# Is this Poa Triv? Quick question



## Zcape35 (Sep 17, 2019)

I'm planning a reno and want to know if this is Poa T. It is very skinny and stalky and it grows very quickly!
Please help lol


----------



## pennstater2005 (Jul 17, 2017)

Looks like Triv to me. Especially that 3rd pic.


----------



## Zcape35 (Sep 17, 2019)

Should I hit it with Glypho now or will that not help a renovation in the fall?


----------



## Zcape35 (Sep 17, 2019)

Would any other pictures help?


----------



## fusebox7 (Jul 27, 2017)

In the 3rd pic - I thought I saw ryegrass seedheads... ryegrass gets VERY stalky when/after seeding... can you get closer pics of the leaf blade and/or seedheads?


----------



## Zcape35 (Sep 17, 2019)

fusebox7 said:


> In the 3rd pic - I thought I saw ryegrass seedheads... ryegrass gets VERY stalky when/after seeding... can you get closer pics of the leaf blade and/or seedheads?


Here are a couple pictures.
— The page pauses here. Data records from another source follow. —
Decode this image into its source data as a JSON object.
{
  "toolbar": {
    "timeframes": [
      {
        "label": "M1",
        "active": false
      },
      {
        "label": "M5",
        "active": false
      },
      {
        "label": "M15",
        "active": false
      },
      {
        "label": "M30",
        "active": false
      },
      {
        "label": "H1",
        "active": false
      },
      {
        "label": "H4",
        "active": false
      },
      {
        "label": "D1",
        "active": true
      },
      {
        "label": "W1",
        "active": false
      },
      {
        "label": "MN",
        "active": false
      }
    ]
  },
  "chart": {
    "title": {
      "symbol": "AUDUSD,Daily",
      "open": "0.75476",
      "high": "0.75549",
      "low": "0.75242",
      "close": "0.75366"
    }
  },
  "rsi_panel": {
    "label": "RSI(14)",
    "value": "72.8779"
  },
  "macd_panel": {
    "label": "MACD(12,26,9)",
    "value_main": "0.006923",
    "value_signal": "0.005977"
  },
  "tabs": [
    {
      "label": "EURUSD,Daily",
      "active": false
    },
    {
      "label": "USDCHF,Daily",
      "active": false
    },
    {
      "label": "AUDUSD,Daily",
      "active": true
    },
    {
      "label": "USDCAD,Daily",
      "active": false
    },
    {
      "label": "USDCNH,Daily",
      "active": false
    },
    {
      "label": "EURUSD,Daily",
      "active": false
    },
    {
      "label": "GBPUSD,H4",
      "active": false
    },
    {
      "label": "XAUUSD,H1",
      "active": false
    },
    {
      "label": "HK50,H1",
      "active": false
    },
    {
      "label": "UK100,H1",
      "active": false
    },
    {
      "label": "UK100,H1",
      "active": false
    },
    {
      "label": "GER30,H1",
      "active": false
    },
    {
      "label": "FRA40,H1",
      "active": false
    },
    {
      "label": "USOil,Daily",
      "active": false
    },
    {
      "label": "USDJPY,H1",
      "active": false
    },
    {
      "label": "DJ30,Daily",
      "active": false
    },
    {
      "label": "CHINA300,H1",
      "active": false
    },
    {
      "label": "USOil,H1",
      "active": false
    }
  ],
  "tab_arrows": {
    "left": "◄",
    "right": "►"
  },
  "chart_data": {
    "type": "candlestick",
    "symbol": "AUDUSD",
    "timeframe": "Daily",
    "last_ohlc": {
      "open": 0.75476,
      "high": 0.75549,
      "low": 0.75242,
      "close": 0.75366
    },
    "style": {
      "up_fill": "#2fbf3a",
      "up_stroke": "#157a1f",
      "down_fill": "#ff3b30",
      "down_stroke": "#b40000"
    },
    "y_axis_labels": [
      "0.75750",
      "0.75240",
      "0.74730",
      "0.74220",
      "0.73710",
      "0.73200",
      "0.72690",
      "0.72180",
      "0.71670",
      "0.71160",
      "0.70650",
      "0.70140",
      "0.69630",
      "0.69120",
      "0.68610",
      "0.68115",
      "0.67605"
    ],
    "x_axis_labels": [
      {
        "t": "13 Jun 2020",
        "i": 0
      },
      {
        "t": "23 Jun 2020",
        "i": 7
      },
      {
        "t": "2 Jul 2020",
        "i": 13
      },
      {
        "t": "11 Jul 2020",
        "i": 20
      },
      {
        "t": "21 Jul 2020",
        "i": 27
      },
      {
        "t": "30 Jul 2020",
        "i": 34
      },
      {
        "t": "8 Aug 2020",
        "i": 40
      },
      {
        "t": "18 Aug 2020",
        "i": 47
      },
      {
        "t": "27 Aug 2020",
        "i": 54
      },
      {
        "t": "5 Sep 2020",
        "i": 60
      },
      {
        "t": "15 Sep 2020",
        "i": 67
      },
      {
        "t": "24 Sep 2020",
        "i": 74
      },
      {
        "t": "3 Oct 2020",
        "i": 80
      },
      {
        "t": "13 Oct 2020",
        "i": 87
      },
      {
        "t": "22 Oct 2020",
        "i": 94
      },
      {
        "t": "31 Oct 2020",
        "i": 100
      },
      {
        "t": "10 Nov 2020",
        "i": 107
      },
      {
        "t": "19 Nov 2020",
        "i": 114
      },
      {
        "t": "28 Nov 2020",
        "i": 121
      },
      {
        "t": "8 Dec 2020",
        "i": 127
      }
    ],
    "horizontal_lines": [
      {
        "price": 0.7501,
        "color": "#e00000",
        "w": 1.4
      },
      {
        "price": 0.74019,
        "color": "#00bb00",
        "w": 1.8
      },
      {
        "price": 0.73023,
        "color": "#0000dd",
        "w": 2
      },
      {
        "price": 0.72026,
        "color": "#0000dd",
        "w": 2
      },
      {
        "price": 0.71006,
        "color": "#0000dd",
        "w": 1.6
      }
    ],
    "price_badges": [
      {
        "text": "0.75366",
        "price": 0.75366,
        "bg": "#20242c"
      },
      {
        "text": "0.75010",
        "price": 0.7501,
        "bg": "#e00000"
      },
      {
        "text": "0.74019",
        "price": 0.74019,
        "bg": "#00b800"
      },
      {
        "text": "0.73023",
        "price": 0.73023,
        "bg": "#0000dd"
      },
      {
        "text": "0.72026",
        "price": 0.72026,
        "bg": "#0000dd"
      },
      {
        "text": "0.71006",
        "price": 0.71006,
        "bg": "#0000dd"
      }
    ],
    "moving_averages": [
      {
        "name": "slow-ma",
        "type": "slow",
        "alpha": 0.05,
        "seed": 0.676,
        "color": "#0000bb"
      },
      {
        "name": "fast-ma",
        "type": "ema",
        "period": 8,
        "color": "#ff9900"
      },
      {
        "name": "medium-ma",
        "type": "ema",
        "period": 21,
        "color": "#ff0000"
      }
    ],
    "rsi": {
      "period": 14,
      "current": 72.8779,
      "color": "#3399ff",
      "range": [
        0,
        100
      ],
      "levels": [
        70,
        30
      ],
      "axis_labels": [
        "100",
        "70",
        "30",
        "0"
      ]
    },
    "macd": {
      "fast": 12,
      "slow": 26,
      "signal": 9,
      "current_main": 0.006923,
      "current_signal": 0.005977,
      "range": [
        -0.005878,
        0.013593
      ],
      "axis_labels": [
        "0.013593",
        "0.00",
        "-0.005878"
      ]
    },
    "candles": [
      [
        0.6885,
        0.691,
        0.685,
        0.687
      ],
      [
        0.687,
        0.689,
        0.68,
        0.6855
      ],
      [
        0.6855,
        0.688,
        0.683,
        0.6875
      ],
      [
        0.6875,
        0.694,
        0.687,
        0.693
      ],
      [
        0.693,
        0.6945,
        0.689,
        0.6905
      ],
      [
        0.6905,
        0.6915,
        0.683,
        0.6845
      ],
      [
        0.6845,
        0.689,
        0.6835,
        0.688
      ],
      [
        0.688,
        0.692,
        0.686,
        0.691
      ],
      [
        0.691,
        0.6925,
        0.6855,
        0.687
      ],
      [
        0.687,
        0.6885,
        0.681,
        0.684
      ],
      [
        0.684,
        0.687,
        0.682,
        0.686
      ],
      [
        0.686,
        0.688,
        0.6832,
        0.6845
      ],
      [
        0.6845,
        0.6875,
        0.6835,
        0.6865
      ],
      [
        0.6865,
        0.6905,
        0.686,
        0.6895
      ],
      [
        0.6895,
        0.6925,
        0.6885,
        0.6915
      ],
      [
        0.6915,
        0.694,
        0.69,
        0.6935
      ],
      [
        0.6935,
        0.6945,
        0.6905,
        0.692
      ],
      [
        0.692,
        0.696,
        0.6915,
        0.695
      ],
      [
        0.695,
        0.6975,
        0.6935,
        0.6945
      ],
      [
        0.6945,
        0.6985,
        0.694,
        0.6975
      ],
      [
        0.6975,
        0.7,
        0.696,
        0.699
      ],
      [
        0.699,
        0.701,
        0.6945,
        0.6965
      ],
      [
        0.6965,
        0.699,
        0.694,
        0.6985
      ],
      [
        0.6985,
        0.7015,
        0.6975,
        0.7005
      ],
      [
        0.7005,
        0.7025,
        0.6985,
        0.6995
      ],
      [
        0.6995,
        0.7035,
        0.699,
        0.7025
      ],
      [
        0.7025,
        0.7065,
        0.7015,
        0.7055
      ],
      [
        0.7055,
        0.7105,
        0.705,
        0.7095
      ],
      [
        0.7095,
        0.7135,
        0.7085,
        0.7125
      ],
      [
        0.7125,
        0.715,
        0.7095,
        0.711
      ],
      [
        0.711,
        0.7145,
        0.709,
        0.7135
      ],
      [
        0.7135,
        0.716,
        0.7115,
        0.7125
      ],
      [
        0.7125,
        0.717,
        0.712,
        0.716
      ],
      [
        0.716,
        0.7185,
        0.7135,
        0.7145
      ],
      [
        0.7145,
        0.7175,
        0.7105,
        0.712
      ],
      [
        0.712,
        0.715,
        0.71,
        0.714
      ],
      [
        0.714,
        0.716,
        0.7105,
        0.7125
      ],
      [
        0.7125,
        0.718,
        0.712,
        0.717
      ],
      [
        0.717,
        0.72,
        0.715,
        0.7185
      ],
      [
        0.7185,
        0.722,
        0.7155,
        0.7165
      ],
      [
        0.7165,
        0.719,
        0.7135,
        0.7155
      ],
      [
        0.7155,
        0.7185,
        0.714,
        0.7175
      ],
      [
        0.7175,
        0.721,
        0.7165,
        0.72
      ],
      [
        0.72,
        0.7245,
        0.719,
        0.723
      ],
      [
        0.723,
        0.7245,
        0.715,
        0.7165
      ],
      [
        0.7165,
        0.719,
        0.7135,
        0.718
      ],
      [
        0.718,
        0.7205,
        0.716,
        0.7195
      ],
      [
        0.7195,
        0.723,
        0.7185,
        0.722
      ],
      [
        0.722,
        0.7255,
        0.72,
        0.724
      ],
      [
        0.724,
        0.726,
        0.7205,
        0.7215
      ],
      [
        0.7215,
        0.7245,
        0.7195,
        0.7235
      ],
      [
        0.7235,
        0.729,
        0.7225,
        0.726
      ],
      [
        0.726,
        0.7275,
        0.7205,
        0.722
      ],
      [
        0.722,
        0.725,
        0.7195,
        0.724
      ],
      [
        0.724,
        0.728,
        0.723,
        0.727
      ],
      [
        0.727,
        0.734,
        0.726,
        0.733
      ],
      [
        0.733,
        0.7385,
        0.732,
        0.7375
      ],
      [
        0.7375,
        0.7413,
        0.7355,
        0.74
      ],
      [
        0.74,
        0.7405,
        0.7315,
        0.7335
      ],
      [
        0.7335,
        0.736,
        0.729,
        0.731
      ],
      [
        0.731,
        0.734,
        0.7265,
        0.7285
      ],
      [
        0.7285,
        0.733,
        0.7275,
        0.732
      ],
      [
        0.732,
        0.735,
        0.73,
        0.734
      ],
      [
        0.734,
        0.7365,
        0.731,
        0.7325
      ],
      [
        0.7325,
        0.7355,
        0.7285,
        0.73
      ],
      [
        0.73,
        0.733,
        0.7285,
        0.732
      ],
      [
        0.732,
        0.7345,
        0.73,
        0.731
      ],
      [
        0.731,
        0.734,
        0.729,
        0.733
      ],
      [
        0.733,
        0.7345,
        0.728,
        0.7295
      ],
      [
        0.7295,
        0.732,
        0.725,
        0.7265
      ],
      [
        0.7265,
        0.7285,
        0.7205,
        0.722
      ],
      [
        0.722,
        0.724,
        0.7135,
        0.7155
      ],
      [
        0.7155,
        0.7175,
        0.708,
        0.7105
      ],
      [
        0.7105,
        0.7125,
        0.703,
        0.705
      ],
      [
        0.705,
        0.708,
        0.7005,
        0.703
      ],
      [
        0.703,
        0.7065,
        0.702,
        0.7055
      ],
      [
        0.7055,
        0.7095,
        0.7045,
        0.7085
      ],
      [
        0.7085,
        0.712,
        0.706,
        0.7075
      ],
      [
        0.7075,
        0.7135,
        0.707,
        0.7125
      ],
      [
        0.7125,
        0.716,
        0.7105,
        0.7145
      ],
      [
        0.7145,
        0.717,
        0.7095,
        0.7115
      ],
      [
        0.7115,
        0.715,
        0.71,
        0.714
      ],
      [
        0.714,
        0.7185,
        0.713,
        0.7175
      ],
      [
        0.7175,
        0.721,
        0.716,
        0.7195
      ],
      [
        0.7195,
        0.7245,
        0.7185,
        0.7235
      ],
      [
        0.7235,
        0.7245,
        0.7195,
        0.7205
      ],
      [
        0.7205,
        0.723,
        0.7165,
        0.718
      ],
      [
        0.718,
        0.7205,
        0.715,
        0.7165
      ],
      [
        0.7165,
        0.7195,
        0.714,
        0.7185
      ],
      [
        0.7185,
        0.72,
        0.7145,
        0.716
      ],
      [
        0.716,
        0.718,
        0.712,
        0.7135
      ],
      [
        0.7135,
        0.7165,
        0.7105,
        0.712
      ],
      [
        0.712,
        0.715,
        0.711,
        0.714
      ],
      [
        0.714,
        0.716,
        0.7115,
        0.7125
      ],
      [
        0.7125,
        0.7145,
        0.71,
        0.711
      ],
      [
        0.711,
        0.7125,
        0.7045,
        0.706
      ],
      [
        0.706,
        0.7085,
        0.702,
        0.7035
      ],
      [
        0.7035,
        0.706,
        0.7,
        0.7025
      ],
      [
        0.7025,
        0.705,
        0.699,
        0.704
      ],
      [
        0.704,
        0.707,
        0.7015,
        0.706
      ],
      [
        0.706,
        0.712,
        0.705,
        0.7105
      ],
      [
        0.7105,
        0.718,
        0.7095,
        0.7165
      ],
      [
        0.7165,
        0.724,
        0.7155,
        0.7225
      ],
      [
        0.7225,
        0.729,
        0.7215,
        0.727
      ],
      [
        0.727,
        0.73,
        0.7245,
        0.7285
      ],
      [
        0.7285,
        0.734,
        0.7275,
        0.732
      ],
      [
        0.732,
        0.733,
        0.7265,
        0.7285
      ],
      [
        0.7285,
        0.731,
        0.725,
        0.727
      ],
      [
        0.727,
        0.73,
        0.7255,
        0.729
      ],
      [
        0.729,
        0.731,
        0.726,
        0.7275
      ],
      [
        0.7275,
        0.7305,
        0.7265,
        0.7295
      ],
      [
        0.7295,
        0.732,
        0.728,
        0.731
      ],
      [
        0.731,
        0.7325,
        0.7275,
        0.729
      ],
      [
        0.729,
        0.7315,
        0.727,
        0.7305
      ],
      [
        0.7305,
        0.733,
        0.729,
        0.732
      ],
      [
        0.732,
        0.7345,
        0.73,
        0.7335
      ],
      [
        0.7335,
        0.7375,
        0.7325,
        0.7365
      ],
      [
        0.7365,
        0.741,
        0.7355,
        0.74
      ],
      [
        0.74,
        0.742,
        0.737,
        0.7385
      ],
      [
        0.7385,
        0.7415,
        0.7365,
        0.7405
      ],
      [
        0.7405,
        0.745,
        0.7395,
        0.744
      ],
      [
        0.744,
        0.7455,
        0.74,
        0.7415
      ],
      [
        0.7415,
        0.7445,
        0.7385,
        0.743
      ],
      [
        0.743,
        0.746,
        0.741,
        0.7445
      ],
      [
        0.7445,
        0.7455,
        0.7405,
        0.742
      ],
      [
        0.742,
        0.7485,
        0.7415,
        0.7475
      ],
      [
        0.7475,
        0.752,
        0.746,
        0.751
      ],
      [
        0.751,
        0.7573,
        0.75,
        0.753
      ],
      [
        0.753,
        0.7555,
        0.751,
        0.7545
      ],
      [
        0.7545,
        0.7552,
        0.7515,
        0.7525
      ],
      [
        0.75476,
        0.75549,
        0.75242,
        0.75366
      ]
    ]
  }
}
Thank you guys so much for your help. Their are hardly any grass blades with this stuff.


----------



## pennstater2005 (Jul 17, 2017)

That still looks like triv. Ryegrass seed heads have a more purple ish look. I have triv and the seed heads are longer like ryegrass but they're fairly easily distinguishable.

If you're going to renovate no need to kill now.


----------



## Zcape35 (Sep 17, 2019)

pennstater2005 said:


> That still looks like triv. Ryegrass seed heads have a more purple ish look. I have triv and the seed heads are longer like ryegrass but they're fairly easily distinguishable.
> 
> If you're going to renovate no need to kill now.


Thank you. 
I thought it typically looked like bluegrass? This is so stalky? I'm just being hopeful lol.


----------



## fusebox7 (Jul 27, 2017)

@pennstater2005 i didn't say perennial ryegrass  I just thought it looked like:








But I know you're the expert and it does have that familiar "splayed" out look to it that is reminiscent of triv.

Keep it alive so it dies a bit for your Reno!


----------



## pennstater2005 (Jul 17, 2017)

fusebox7 said:


> @pennstater2005 i didn't say perennial ryegrass  I just thought it looked like:
> 
> 
> 
> ...


I'm no expert! I just have a lot of Triv right now and that's what it looks like.


----------



## Zcape35 (Sep 17, 2019)

So the final nail in the coffin is if it starts to turn brown in the heat of the summer, or is there another sign of dormancy?
Happy Saturday


----------



## Wolverine (Jan 17, 2018)

Ryegrass will be red at the base.


----------